The fourth instalment in our series where authors revisit the opening sentences of their stories or poems. Here, Ange Mlinko talks us through the beginning lines of her ‘Revelations’, her poem from the latest issue of Granta.
We could eat grapes half the morning like Goethe
hunkered against an obelisk,
waiting on the proper angle for the season
to see the Sistine sun-kissed,
or we could slip a coin in the device
that illumines another masterpiece
in a sordid chapel (but soon again
dark shrinks it to a gleam of grease).
In this first sentence, divided into two quatrains, two things are happening: the meter goes from a wild pitching to greater regularity, and we go from the gaiety of eighteenth-century Goethe to the belatedness of the twenty-first century tourist. I had recently heard or read an anecdote about the coin-operated lights. How convenient, and yet banal, compared to the practice of waiting for the moment when the sun angles through a window just so.

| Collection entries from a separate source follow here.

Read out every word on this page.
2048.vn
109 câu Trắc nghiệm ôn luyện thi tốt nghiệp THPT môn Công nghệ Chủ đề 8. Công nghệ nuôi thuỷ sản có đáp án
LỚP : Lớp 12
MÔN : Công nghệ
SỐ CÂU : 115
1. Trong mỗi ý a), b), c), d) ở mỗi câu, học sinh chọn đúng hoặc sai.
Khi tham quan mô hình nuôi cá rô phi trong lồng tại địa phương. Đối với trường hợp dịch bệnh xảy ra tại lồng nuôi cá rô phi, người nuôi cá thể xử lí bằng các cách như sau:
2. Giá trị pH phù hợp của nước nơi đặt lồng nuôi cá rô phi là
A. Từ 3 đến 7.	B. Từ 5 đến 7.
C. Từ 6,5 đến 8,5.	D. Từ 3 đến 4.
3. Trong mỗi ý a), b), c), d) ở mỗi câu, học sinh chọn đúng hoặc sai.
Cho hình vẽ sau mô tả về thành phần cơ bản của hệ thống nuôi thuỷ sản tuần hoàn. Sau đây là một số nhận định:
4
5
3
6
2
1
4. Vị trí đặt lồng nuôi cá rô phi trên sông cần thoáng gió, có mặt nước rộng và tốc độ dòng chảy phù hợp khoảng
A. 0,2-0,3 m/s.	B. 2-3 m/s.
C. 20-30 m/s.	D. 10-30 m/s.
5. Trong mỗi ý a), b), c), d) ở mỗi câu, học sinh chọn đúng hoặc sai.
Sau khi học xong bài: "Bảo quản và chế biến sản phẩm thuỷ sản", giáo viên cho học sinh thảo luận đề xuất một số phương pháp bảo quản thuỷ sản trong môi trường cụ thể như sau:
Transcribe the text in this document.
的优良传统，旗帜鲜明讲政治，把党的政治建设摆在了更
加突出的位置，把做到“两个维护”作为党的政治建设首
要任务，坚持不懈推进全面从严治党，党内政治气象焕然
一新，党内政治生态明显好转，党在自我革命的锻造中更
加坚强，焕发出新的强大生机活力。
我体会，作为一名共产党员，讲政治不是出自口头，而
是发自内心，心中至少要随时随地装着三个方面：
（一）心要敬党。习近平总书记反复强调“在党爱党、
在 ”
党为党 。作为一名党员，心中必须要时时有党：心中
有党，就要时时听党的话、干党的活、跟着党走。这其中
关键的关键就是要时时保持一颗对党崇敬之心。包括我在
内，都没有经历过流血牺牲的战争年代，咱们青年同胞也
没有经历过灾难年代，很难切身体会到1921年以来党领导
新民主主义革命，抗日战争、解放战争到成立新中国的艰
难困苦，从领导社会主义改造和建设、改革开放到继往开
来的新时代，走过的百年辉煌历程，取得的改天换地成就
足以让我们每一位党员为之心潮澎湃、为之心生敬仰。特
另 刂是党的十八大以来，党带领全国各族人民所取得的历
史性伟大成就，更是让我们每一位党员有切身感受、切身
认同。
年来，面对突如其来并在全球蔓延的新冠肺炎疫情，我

The poem pitches between eras and places much as the meter pitches, anchored by end-stopped rhymes and off-rhymes. My practice is eminently Modernist in this way – per T.S. Eliot in ‘Some Reflections on Vers Libre’:
But the most interesting verse which has yet been written in our language has been done either by taking a very simple form, like the iambic pentameter, and constantly withdrawing from it, or taking no form at all, and constantly approximating to a very simple one. It is this contrast between fixity and flux, this unperceived evasion of monotony, which is the very life of verse.
And in the back of my mind I remember another rule. In his essay on Auden’s ‘September 1, 1939’ Joseph Brodsky wrote, ‘Remember: it is the second, and not the first, line that shows where your poem is to go metrically.’ The unscannable first line here is followed by what a metrist would call an iambic tetrameter with a trochaic substitution; but then the third line is a trochaic hexameter, as if cramming an extra foot stolen from the fourth line’s iambic trimeter. The second stanza gradually smoothes out into a final line that returns to that iambic tetrameter (and ends in a more ‘perfect’ rhyme than the first stanza). It is the tetrameter – that song meter used by hymnists and balladeers – that the poem is struggling to buoy as it plies the seas between the Levant and Greece, Greece and Italy, Levant and Ireland (and inland up the Balkans).
When I was a teenager, I memorized anthology pieces from Nortons, and Heaney and Hughes’s The Rattle Bag – little did I know I was permanently etching those rhythms on my ear. I rediscovered the efficacy of meter (or the ‘contrast between fixity and flux’) when I was stuck in a shark tunnel with my kids and was afraid I was coming down with a panic attack. I whipped out a notebook to describe the sharks – and ended up writing in iambic pentameter, engaging some primitive part of my brain that took control of my pulse and breath. Meter is self-soothing. Come to think of it, maybe those dolphins at the end of ‘Revelations’ are transfigurations of the sharks that glided overhead in the tunnel, as on that day I too stopped short at the portals of awe.